Up to now, I’ve deferred adding code to GitHub until a particular development phase is over. However, so much has changed in the past few months, I ought to share. Features:
- X8 optional configuration
- more precise and efficient scheduling using select() allowing for extra sensors…
- LEDDAR – fully tested
- PX4FLOW – tested to the extent the quality of the PX4FLOW allows
- ViDAR – testing in progress
- Garmin LIDAR-Lite V3 – arrival imminent
- Compass – tested but unused except for logging
- Fusion – tested, but each sensors source requires different fusion paramters
The compass function is unused except for logging. The ViDAR and Fusion features require at least a height sensor and further calibration. Therefore, I strongly recommend setting
self.camera_installed = False
unless you want to see how well it isn’t working yet.
Your can enable logging for the ViDAR stats without including them in the Fusion by setting the above to True and also setting these two variables to False:
#------------------------------------------------------------------------------- # Set the flags for horizontal distance and velocity fusion #------------------------------------------------------------------------------- hdf = True hvf = True
This code comes with absolutely no warranty whatsoever – even less than it normally does. Caveat utilitor.

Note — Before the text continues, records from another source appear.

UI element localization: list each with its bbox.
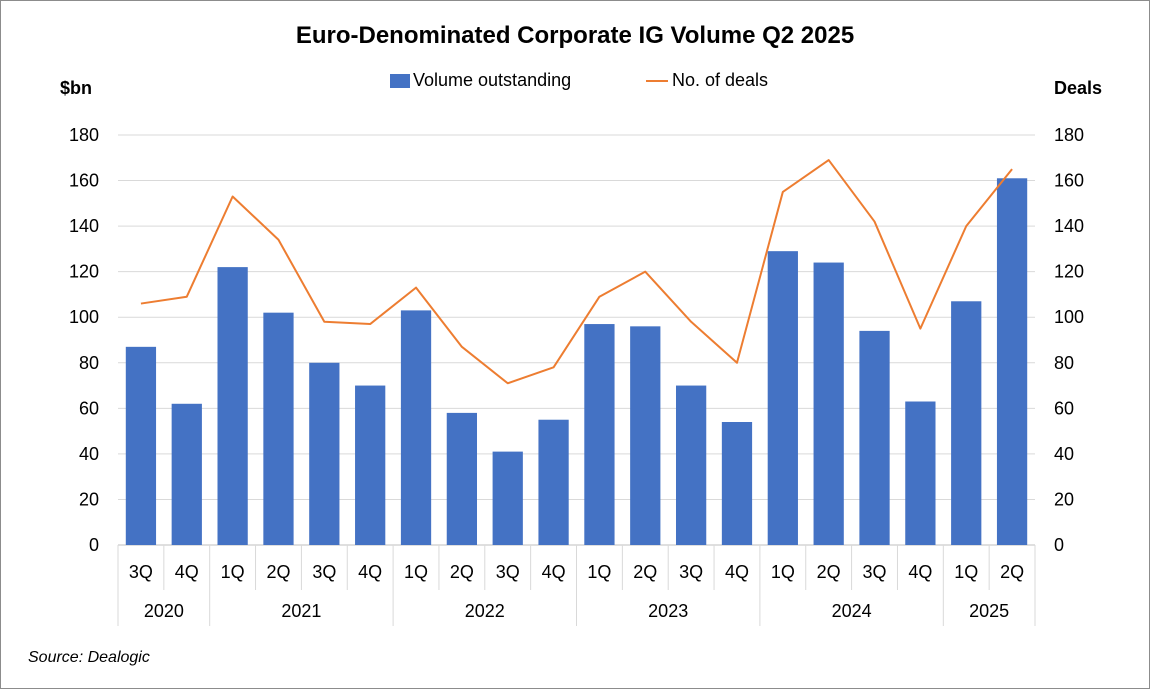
x-tick-label: 3Q	[496, 562, 520, 582]
volume-bar	[767, 251, 798, 545]
year-label: 2020	[144, 601, 184, 621]
year-label: 2022	[465, 601, 505, 621]
legend-item-deals: No. of deals	[646, 70, 768, 91]
y-tick-label-left: 100	[69, 307, 99, 327]
volume-bar	[630, 326, 661, 545]
x-tick-label: 2Q	[450, 562, 474, 582]
y-tick-label-right: 120	[1054, 262, 1084, 282]
y-tick-label-right: 40	[1054, 444, 1074, 464]
volume-bar	[951, 301, 982, 545]
y-tick-label-left: 120	[69, 262, 99, 282]
x-tick-label: 3Q	[863, 562, 887, 582]
volume-bar	[721, 422, 753, 545]
volume-bar	[584, 324, 615, 545]
x-tick-label: 1Q	[771, 562, 795, 582]
chart-title: Euro-Denominated Corporate IG Volume Q2 …	[295, 22, 855, 49]
y-tick-label-right: 80	[1054, 353, 1074, 373]
year-label: 2024	[832, 601, 872, 621]
volume-bar	[400, 310, 432, 545]
x-tick-label: 2Q	[266, 562, 290, 582]
x-tick-label: 2Q	[817, 562, 841, 582]
year-label: 2023	[648, 601, 688, 621]
x-tick-label: 1Q	[954, 562, 978, 582]
left-axis-label: $bn	[60, 78, 93, 98]
y-tick-label-right: 140	[1054, 216, 1084, 236]
y-tick-label-left: 60	[79, 398, 99, 418]
volume-bar	[996, 178, 1028, 545]
x-tick-label: 3Q	[129, 562, 153, 582]
y-tick-label-left: 140	[69, 216, 99, 236]
x-tick-label: 2Q	[1000, 562, 1024, 582]
legend-bar-swatch	[390, 73, 410, 88]
y-tick-label-right: 0	[1054, 535, 1064, 555]
y-tick-label-left: 160	[69, 171, 99, 191]
source-note: Source: Dealogic	[28, 649, 150, 666]
volume-bar	[905, 401, 936, 545]
volume-bar	[263, 312, 294, 545]
x-tick-label: 1Q	[404, 562, 428, 582]
right-axis-label: Deals	[1054, 78, 1103, 98]
x-tick-label: 2Q	[633, 562, 657, 582]
y-tick-label-right: 60	[1054, 398, 1074, 418]
year-label: 2025	[969, 601, 1009, 621]
legend-label-deals: No. of deals	[672, 70, 769, 90]
volume-bar	[538, 419, 569, 545]
year-label: 2021	[281, 601, 321, 621]
y-tick-label-right: 160	[1054, 171, 1084, 191]
y-tick-label-left: 0	[89, 535, 99, 555]
volume-bar	[171, 403, 202, 545]
volume-bar	[355, 385, 386, 545]
y-tick-label-right: 100	[1054, 307, 1084, 327]
volume-bar	[309, 362, 340, 545]
x-tick-label: 1Q	[587, 562, 611, 582]
y-tick-label-right: 180	[1054, 125, 1084, 145]
x-tick-label: 3Q	[679, 562, 703, 582]
y-tick-label-right: 20	[1054, 489, 1074, 509]
y-tick-label-left: 180	[69, 125, 99, 145]
deals-line	[140, 159, 1013, 385]
volume-bar	[446, 412, 478, 545]
volume-bar	[217, 267, 248, 545]
x-tick-label: 4Q	[175, 562, 199, 582]
volume-bar	[125, 346, 157, 545]
x-tick-label: 4Q	[358, 562, 382, 582]
x-tick-label: 1Q	[221, 562, 245, 582]
y-tick-label-left: 80	[79, 353, 99, 373]
legend-item-volume: Volume outstanding	[390, 70, 571, 91]
x-tick-label: 3Q	[312, 562, 336, 582]
x-tick-label: 4Q	[542, 562, 566, 582]
legend-line-swatch	[646, 79, 668, 82]
volume-bar	[492, 451, 523, 545]
x-tick-label: 4Q	[725, 562, 749, 582]
legend-label-volume: Volume outstanding	[413, 70, 572, 90]
y-tick-label-left: 40	[79, 444, 99, 464]
volume-bar	[675, 385, 707, 545]
volume-bar	[813, 262, 844, 545]
y-tick-label-left: 20	[79, 489, 99, 509]
x-tick-label: 4Q	[908, 562, 932, 582]
volume-bar	[859, 330, 890, 545]
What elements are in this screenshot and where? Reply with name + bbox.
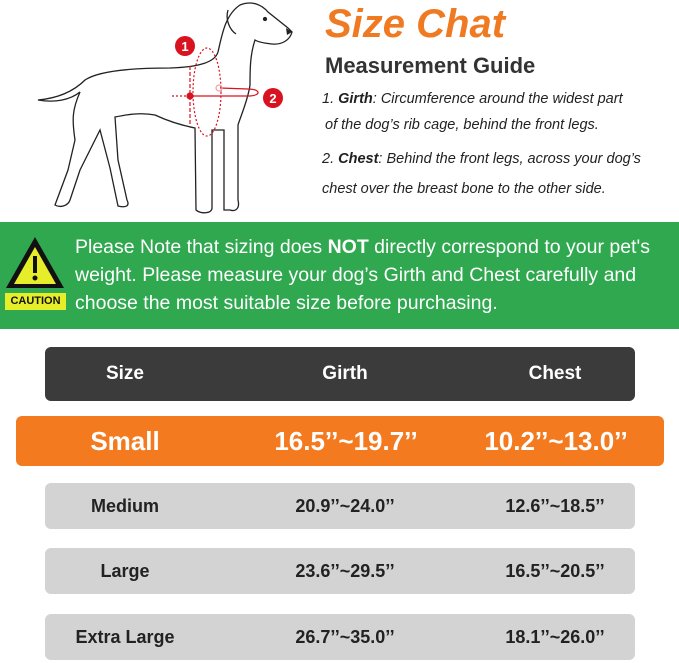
table-row-large: Large 23.6’’~29.5’’ 16.5’’~20.5’’ <box>45 548 635 594</box>
girth-cell: 20.9’’~24.0’’ <box>295 495 395 516</box>
girth-cell: 16.5’’~19.7’’ <box>274 425 418 456</box>
warning-triangle-icon <box>6 237 64 288</box>
sizing-note: Please Note that sizing does NOT directl… <box>75 236 650 314</box>
dog-measurement-diagram: 1 2 <box>37 2 293 214</box>
caution-banner: CAUTION <box>0 222 679 329</box>
girth-marker: 1 <box>175 36 195 56</box>
guide-item-chest: 2. Chest: Behind the front legs, across … <box>322 151 641 167</box>
measurement-lines <box>172 47 259 137</box>
table-row-medium: Medium 20.9’’~24.0’’ 12.6’’~18.5’’ <box>45 483 635 529</box>
page-title: Size Chat <box>325 2 506 46</box>
chest-cell: 16.5’’~20.5’’ <box>505 560 605 581</box>
size-cell: Medium <box>90 495 159 516</box>
table-row-small: Small 16.5’’~19.7’’ 10.2’’~13.0’’ <box>16 416 664 466</box>
dog-nose-icon <box>286 28 292 35</box>
chest-cell: 10.2’’~13.0’’ <box>484 425 628 456</box>
page-subtitle: Measurement Guide <box>325 53 536 78</box>
chest-marker: 2 <box>263 88 283 108</box>
girth-cell: 26.7’’~35.0’’ <box>295 626 395 647</box>
header-girth: Girth <box>322 363 368 384</box>
guide-item-chest-cont: chest over the breast bone to the other … <box>322 181 606 197</box>
size-cell: Small <box>90 425 160 456</box>
girth-cell: 23.6’’~29.5’’ <box>295 560 395 581</box>
svg-text:2: 2 <box>269 91 276 106</box>
table-header: Size Girth Chest <box>45 347 635 401</box>
guide-item-girth-cont: of the dog’s rib cage, behind the front … <box>325 117 599 133</box>
header-chest: Chest <box>528 363 582 384</box>
size-cell: Large <box>100 560 150 581</box>
caution-label: CAUTION <box>5 293 66 310</box>
header-size: Size <box>105 363 145 384</box>
size-cell: Extra Large <box>75 626 175 647</box>
chest-cell: 12.6’’~18.5’’ <box>505 495 605 516</box>
chest-cell: 18.1’’~26.0’’ <box>505 626 605 647</box>
dog-outline-icon <box>37 2 293 214</box>
guide-item-girth: 1. Girth: Circumference around the wides… <box>322 91 623 107</box>
svg-text:1: 1 <box>181 39 188 54</box>
table-row-extra-large: Extra Large 26.7’’~35.0’’ 18.1’’~26.0’’ <box>45 614 635 660</box>
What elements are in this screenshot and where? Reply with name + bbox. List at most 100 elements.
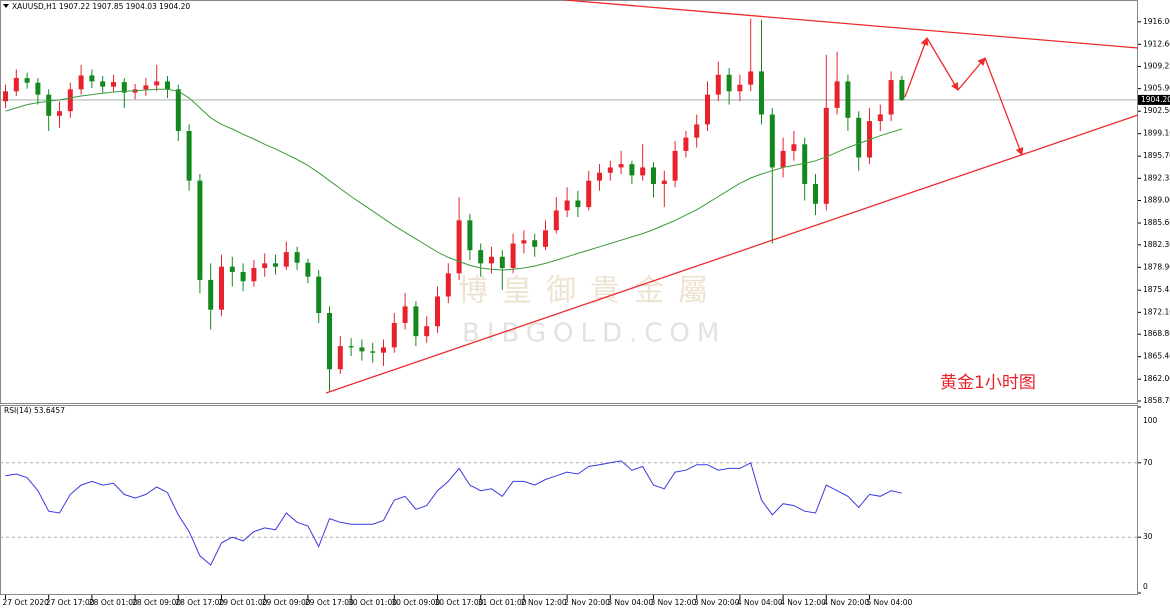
y-tick-label: 1862.00 — [1143, 374, 1170, 383]
candle-body — [521, 240, 527, 244]
y-tick-label: 1912.60 — [1143, 39, 1170, 48]
candle-body — [834, 81, 840, 108]
candle-body — [499, 256, 505, 269]
candle-body — [154, 81, 160, 86]
candle-body — [273, 263, 278, 267]
x-tick-label: 27 Oct 2020 — [3, 598, 50, 607]
candle-body — [57, 111, 62, 116]
candle-body — [759, 71, 764, 115]
y-tick-label: 1882.30 — [1143, 240, 1170, 249]
x-tick-label: 28 Oct 17:00 — [175, 598, 224, 607]
candle-body — [489, 256, 494, 264]
forecast-arrow — [904, 37, 929, 98]
candle-body — [478, 250, 484, 264]
y-tick-label: 1875.45 — [1143, 285, 1170, 294]
y-tick-label: 1899.10 — [1143, 129, 1170, 138]
candle-body — [791, 144, 797, 151]
candle-body — [737, 84, 743, 92]
candle-body — [111, 82, 116, 87]
candle-body — [208, 279, 214, 310]
candle-body — [229, 266, 235, 272]
rsi-tick-label: 30 — [1143, 532, 1153, 541]
rsi-tick-label: 70 — [1143, 458, 1153, 467]
y-tick-label: 1885.60 — [1143, 218, 1170, 227]
watermark-sub: BIBGOLD.COM — [462, 319, 726, 349]
candle-body — [618, 164, 624, 168]
candle-body — [845, 81, 851, 118]
candle-body — [219, 266, 224, 310]
y-tick-label: 1858.70 — [1143, 396, 1170, 405]
current-price-label: 1904.20 — [1141, 95, 1170, 104]
y-tick-label: 1872.10 — [1143, 307, 1170, 316]
candle-body — [672, 150, 678, 181]
x-tick-label: 28 Oct 09:00 — [132, 598, 181, 607]
candle-body — [89, 75, 95, 82]
candle-body — [888, 80, 894, 115]
candle-body — [46, 94, 52, 116]
rsi-panel — [0, 405, 1138, 595]
candle-body — [823, 107, 829, 204]
candle-body — [813, 183, 818, 204]
candle-body — [629, 164, 635, 176]
candle-body — [294, 252, 300, 263]
candle-body — [359, 347, 365, 352]
candle-body — [121, 82, 127, 93]
x-tick-label: 28 Oct 01:00 — [89, 598, 138, 607]
rsi-tick-label: 0 — [1143, 582, 1148, 591]
candle-body — [445, 273, 451, 297]
candle-body — [424, 326, 430, 337]
candle-body — [337, 346, 343, 370]
candle-body — [283, 252, 289, 267]
x-tick-label: 30 Oct 01:00 — [348, 598, 397, 607]
y-tick-label: 1868.80 — [1143, 329, 1170, 338]
forecast-arrow — [984, 57, 1024, 156]
candle-body — [316, 276, 322, 314]
y-tick-label: 1878.90 — [1143, 262, 1170, 271]
candle-body — [899, 79, 905, 100]
candle-body — [348, 346, 354, 348]
rsi-line — [5, 460, 903, 566]
candle-body — [327, 313, 332, 370]
rsi-tick-label: 100 — [1143, 416, 1158, 425]
candle-body — [715, 74, 721, 95]
candle-body — [165, 81, 170, 90]
annotation: 黄金1小时图 — [940, 373, 1036, 393]
candle-body — [564, 200, 570, 211]
header-icon — [3, 4, 9, 8]
x-tick-label: 29 Oct 09:00 — [262, 598, 311, 607]
forecast-arrow — [926, 37, 959, 91]
x-tick-label: 3 Nov 20:00 — [694, 598, 740, 607]
candle-body — [435, 296, 440, 327]
candle-body — [67, 89, 73, 112]
y-tick-label: 1889.00 — [1143, 196, 1170, 205]
candle-body — [694, 124, 700, 138]
x-tick-label: 29 Oct 17:00 — [305, 598, 354, 607]
candle-body — [705, 94, 710, 125]
candle-body — [240, 271, 246, 282]
x-tick-label: 2 Nov 20:00 — [564, 598, 610, 607]
candle-body — [370, 351, 376, 353]
x-tick-label: 2 Nov 12:00 — [521, 598, 567, 607]
x-tick-label: 4 Nov 12:00 — [780, 598, 826, 607]
candle-body — [683, 137, 689, 151]
candle-body — [197, 180, 203, 280]
candle-body — [877, 114, 883, 122]
x-tick-label: 4 Nov 20:00 — [823, 598, 869, 607]
x-tick-label: 4 Nov 04:00 — [737, 598, 783, 607]
candle-body — [143, 85, 149, 90]
candle-body — [543, 230, 548, 247]
candle-body — [726, 74, 732, 92]
candle-body — [456, 220, 462, 274]
chart-header: XAUUSD,H1 1907.22 1907.85 1904.03 1904.2… — [12, 2, 190, 11]
candle-body — [186, 131, 192, 181]
y-tick-label: 1895.70 — [1143, 151, 1170, 160]
candle-body — [532, 240, 538, 247]
watermark: 博皇御貴金屬 — [458, 274, 722, 309]
candle-body — [35, 82, 41, 95]
x-tick-label: 30 Oct 17:00 — [435, 598, 484, 607]
rsi-header: RSI(14) 53.6457 — [4, 406, 65, 415]
candle-body — [553, 210, 559, 231]
candle-body — [607, 167, 613, 173]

I flew Phoebe earlier with LEDDAR working well. She repeatedly drifted left, and self-corrected as can be seen in the graph below. You can see her repeatedly drifting and stopping. This is the expected behaviour due to the top level PID controlling velocity not distance: drift is stopped, but not reversed. On that basis, I’ve updated the code on GitHub.
To get her back to where she took off from, I need another set of ‘pseudo-PIDs’ to recognise and correct the distance drifted. I’m going to keep this as simple as possible:
- I’ll continue to use my velocity flight plan – integrating this over time will provide the ‘target’ for the distance PIDs in the earth reference frame
- I’ll integrate the velocity (rotated back to earth frame) over time to get the distance PID ‘input’ – although this is double integration of the accelerometer, it should be good enough short-term based upon the close match between the graph and the flight I watched.
- critically, I’ll be using fixed velocity output from the distance ‘pseudo PID’, rotated back to the quad-frame as the inputs to the existing velocity PIDs – the input and target of the distance ‘pseudo PID’ only provide the direction, but not speed of the correction.
This should be a relatively simple change which will have a visible effect on killing hover drift, or allowing intentional horizontal movement in the flight plan.
After that, I’ll add the compass for yaw control so Phoebe is always facing the way she’s going, but that’s for another day.
I’ve updated the code on GitHub. The only significant change is the Raspberry Pi camera works correctly with the restructured code.
As far as flight quality is concerned, it’s better than earlier versions prior to when I added the class code and switched to the IMU FIFO, but it’s a long way to go before it’s good enough.
I don’t think there’s much else I can do without adding the laser sensors, and that means it’s going to continue to be quiet here for a while.